Implementing Youth Summer Sessions Online: Impacts of the 2021 Learning Games Lab Think Tanks
Each summer, the Learning Games Lab hosts in-person, half-day, weeklong sessions for youth. During these “Think Tank” sessions, youth are invited to be consultants, where they enhance their skills and knowledge of critically reviewing games, the design process, and evaluating tools in development.
Due to changes in statewide orders caused by the COVID-19 pandemic, educators held sessions fully online using Zoom. Thirteen students entering grades 6, 7, and 8 participated as Games Lab Consultants. Educators modified activities to address the online environment. At the end of the session, educators gathered feedback from consultants and their families to identify the impact of the program.
Implementing Think Tank Activities Online
Critical Review of Games
Educators provided multiple opportunities for youth consultants to play and evaluate digital games. In one activity, youth were assigned to play and critically review digital games when youth gathered as a group synchronously and for homework. Using a list of online games and questions to guide their evaluation of games, youth played and examined games’ audience, context, goals, and content. Then they critically reviewed games based on these areas and additional categories, such as graphics, accessibility, and ease of use. They used notes taken during gameplay and review to create presentations of their reviews to share with peers, which often ended with a large group discussion.
Additionally, educators used the tools Mentimeter and Padlet to prompt thinking and generate conversation about games and gameplay. For instance, using Padlet (a digital interactive whiteboard), youth posted names and descriptions of games they like to play as well as what they care about when reviewing games. Youth responded to questions posted in Mentimeter, where they shared their gameplay experience and reviews of different games. After providing input, youth and educators engaged in discussions on how these tools supported their reflection and articulation of ideas and provided youth opportunities to play and evaluate multiple games to enhance their skills and knowledge.
Critically reviewing existing games provides a foundation for youth to test games in development. Youth conducted user-testing of the final versions of the interactive MyPlate. They played and analyzed the tool in breakout rooms and provided constructive feedback on gameplay and suggestions for improving the interactives. Youth provided input vocally and/or through the chat option.

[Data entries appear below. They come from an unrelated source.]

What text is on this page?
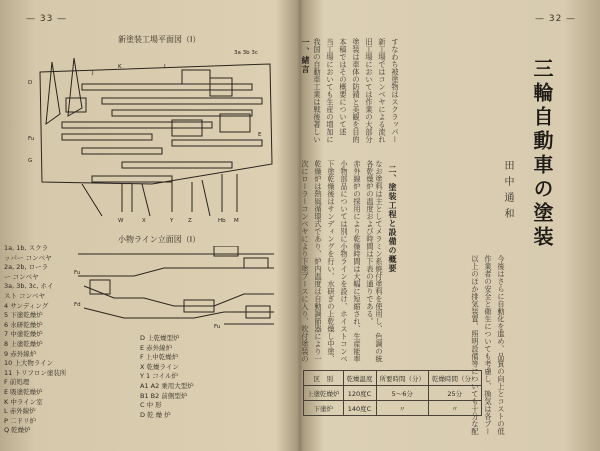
— 33 —
新塗装工場平面図（I）
3a 3b 3c
D
Fu
G
J
K	L
E
W	X	Y	Z	Hb M
小物ライン立面図（I）
1a, 1b, スクラ
ッパー コンベヤ
2a, 2b, ローラ
ー コンベヤ
3a, 3b, 3c, ホイ
スト コンベヤ
4 サンディング
5 下塗乾燥炉
6 水研乾燥炉
7 中塗乾燥炉
8 上塗乾燥炉
9 赤外線炉
10 上大物ライン
11 トリフロン塗装所
F 前処理
E 吸塗乾燥炉
K 中ライン室
L 赤外線炉
P 二ドリ炉
Q 乾燥炉
Fu
Fd
Fu
D 上乾燥型炉
E 赤外線炉
F 上中乾燥炉
X 乾燥ライン
Y 1 コイル炉
A1 A2 乗用大型炉
B1 B2 前側型炉
C 中 形
D 乾 燥 炉
— 32 —
三輪自動車の塗装
田中通和
一、緒言
二、塗装工程と設備の概要
我国の自動車工業は戦後著しい
当工場においても生産の増加に
本稿ではその概要について述
塗装は車体の防錆と美観を目的
旧工場においては作業の大部分
新工場ではコンベヤによる流れ
すなわち被塗物はスクラッパー
次にローラーコンベヤにより下塗ブースに入り、吹付塗装の
乾燥炉は熱風循環式であり、炉内温度は自動調節器により一
下塗乾燥後はサンディングを行い、水研ぎの上乾燥し中塗、
小物部品については別に小物ラインを設け、ホイストコンベ
赤外線炉の採用により乾燥時間は大幅に短縮され、生産能率
各乾燥炉の温度および時間は下表の通りである。 なお塗料は主としてメラミン系焼付塗料を使用し、色調の統
以上のほか排気装置、照明設備等についても十分な配
作業者の安全と衛生についても考慮し、換気は各ブー
今後はさらに自動化を進め、品質の向上とコストの低
区　別	乾燥温度	所要時間（分）	乾燥時間（分）
上塗乾燥炉	120度C	5～6分	25分
下塗炉	140度C	〃	〃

They also played the Virtual Insect Collection Lab and addressed questions related to the tool's content. Later in the week, they tested Math Snacks games, which were in the process of being updated due to the discontinuation of Flash. Youth played Monster School Bus, Gate, or Ratio Rumble and provided feedback on bugs and other errors as well as what they liked about the games in presentation, Padlet board, and Mentimeter questions.
Designing and Delivering Content
Youth used online and digital tools to produce content to share with peers and educators. Youth created a digital presentation where they shared three things about themselves and games they like to play with peers. Throughout the week, they created short presentations of games they reviewed. For their final project, youth selected a digital tool, such as PowerPoint, Google Slides, or iMovie, to use to pitch a game they recommend peers, educators, or designers play and the reasons. They presented their work on the last day of the session.
On the session’s last day, educators distributed a survey to youth and their parents or guardians to assess the summer program. Survey data indicated that youth found the skills taught in the session to be very useful. Youth described the Learning Games Lab as fun and informative and as a place to play, review and learn about games and where they learn something new everyday. Youth expressed interest in wanting to learn about:
“Play more games and that math can be fun sometimes.”
With the survey for parents and guardians, the data showed adults saw an improvement in a variety of their kids’ skills and found the skills taught in the session to be useful or extremely useful. One respondent described being surprised by their child’s computer skills. Overall, adults reported their child’s experience at the session was “good”. Gathering feedback from youth and their families about their Games Lab experience helped the educators learn what worked with the program and what can be improved.
Educators utilized tools and structured activities for youth to test educational games and interactives, critically review games, and participate in design activities in ways that effectively utilized the affordances of online and digital tools. By using a variety of online and digital tools, youth actively engaged in communicating and collaborating with peers and identified different ways to express their ideas. While there was variation in the implementation of activities, educators still managed to achieve the goals of enhancing youth’s skills and knowledge in reviewing, user-testing, and designing.